Die Verknüpfung von künstlichem Körper und einem menschlichen Gehirn wäre ein einschneidender Schritt in Richtung Transhumanismus: „Wir haben jetzt unseren ersten Human 2.0. Wir sind jetzt buchstäblich wie Gott“, heißt es beispielsweise in „The Beyond“ (Hasraf Dulull, 2017). „Human 2.0“ wird das Ergebnis einer Technologie genannt, bei der ein menschliches Gehirn in einen synthetischen Körper transplantiert wird. Ähnlich den allermeisten Filmen mit transhumanistischem Inhalt geht dies selbstverständlich von der zeitgeistigen Vorstellung aus: „Alles, was mich ausmacht, ist in meinem Bewusstsein.“ In „The Beyond“ spielt ein bestimmtes Motiv eine Rolle: Der erste Versuch, ein menschliches Gehirn mit dem künstlichen Körper zu verbinden, scheitert zwar. Als Kandidat wird aber ein ehemaliger Pilot vorgesehen, der nach einem Unfall an den Rollstuhl gefesselt ist. Dies erinnert an James Camerons „Avatar – Aufbruch nach Pandora“ (2009), in dem ein früherer, von der Hüfte abwärts gelähmter US-Marine mithilfe eines künstlich hergestellten Körpers (eines Avatars) auf den Planeten Pandora geschickt wird.

In abgewandelter Form begegnet die Verknüpfung zwischen dem menschlichen Geist und einem Konstrukt ebenfalls in Wally Pfisters Spielfilm „Transcendence“ (2014), in dem das Gehirn eines sterbenden Wissenschaftlers mit einem Computer verschmolzen werden soll. Pfisters Film zeigt die Folgen einer solchen Schnittstelle Mensch-Maschine: Menschen sollen nicht nur optimiert, sondern miteinander vernetzt, Teile eines kollektiven Geistes werden.

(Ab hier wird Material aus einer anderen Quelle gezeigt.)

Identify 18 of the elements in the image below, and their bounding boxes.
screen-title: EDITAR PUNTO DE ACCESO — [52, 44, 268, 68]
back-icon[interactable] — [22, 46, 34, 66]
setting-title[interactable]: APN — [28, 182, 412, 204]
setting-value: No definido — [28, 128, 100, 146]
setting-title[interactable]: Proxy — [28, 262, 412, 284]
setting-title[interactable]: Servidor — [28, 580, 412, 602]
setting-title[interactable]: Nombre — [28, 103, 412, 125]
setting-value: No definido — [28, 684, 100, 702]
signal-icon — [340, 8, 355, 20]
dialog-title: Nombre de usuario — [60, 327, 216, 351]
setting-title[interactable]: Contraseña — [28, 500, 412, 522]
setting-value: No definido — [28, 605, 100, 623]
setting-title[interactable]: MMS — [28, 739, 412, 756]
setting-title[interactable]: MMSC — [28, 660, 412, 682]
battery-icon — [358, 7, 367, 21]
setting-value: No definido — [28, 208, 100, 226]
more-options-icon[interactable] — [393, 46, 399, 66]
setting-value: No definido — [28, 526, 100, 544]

Die „Tests“, denen sich im „Kino-Labor“ der Transhumanismus unterzieht – um im eingangs genannten Bild zu bleiben –, sprechen eine deutliche Sprache: Science- -Fiction-Filme weisen immer wieder auf die Risiken und Nebenwirkungen, auf die Kehrseite des Transhumanismus hin.